The benefit of living in a world with readily available information is that – if you want new ideas, they are there for you. There is a vast source of creative, diverse and sometimes helpful options at all times. Your life is yours to shape. The problems come when we forget that it is our life to shape and not a to-do list of how to live the best life/have the best relationship/keep sex hot. The relentless call to self improvement can grab us and pull us away from the life we have now, a life that probably has some pretty sweet moments – even if they don’t warrant a single LIKE. We are never absented from deciding what we want for ourselves so enjoy what is fun/romantic/sexually satisfying/inspiring/etc for you. Enjoy it fully and don’t turn the all the invitations out there into expectations.
So here is a Valentine’s Day Re-Do Challenge for you – Consider that no one else will ever know what you chose to do together. Take a day that is yours alone, a secret day with no witnesses or input from others, and decide how you want to spend it. What makes you feel close to each other? What is fun for you? Then enjoy it deeply with no distractions.
“Being honest may not get you a lot of friends but it’ll always get you the right ones” -- John Lennon
Honesty is not insensitivity or insisting on having things your way. Honesty is letting someone else see who you really are. So when I read this quote by Lennon, I think it tells a truth that is deeper than it seems. He is not talking about there being “right” and “wrong” people out there, but about how we find the right people to love us. And coming from a man who was "loved" by millions and projected on by nearly all of them, I feel he might have known something about being loved for who you seem to be versus who you are.
Sometimes when we are dating or meeting new people, our approach is to try and be as likable as possible. This is nice, to an extent. We can learn new things about ourselves and find genuine new interests and passions that we may never have discovered on our own. But what happens when we try so hard to be likable that we appear to be someone we are not? One possibility is that we may end up never feeling truly loved. Or believe we have to perform to be loved. Finding the right match for you, whether a partner or a friend, will require you to show them who you are, to be honest about what you like, what you find funny, what your limits are, what you believe in, where you want to go. Then if they like you it is real. You can assume they will still like you when you are too tired or stressed or over putting up a front.
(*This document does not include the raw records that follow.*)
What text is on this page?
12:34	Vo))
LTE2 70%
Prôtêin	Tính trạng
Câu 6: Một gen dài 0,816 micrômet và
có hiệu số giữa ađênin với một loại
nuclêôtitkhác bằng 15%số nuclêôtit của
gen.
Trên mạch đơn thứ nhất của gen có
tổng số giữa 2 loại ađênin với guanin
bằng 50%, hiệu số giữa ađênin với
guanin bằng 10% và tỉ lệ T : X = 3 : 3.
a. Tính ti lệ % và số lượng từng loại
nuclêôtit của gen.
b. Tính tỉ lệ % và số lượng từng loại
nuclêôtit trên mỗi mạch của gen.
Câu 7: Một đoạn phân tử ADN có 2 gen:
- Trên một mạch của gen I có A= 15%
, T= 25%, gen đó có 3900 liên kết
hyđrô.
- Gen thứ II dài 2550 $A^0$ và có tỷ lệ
Dating, and early stages of any voluntary relationship, is the time to be honest. It may, as Lennon said, lead to some people stepping away as your mismatches become clear. But ultimately it may led you to the people who will recognize the colorful mosaic of who you have become, people who will hear what you have to say even when it is hard to hear, people who will be great partners in building the life that is truly right for you. I say it is worth the risk. Be honest and trust that the right people will find you fascinating.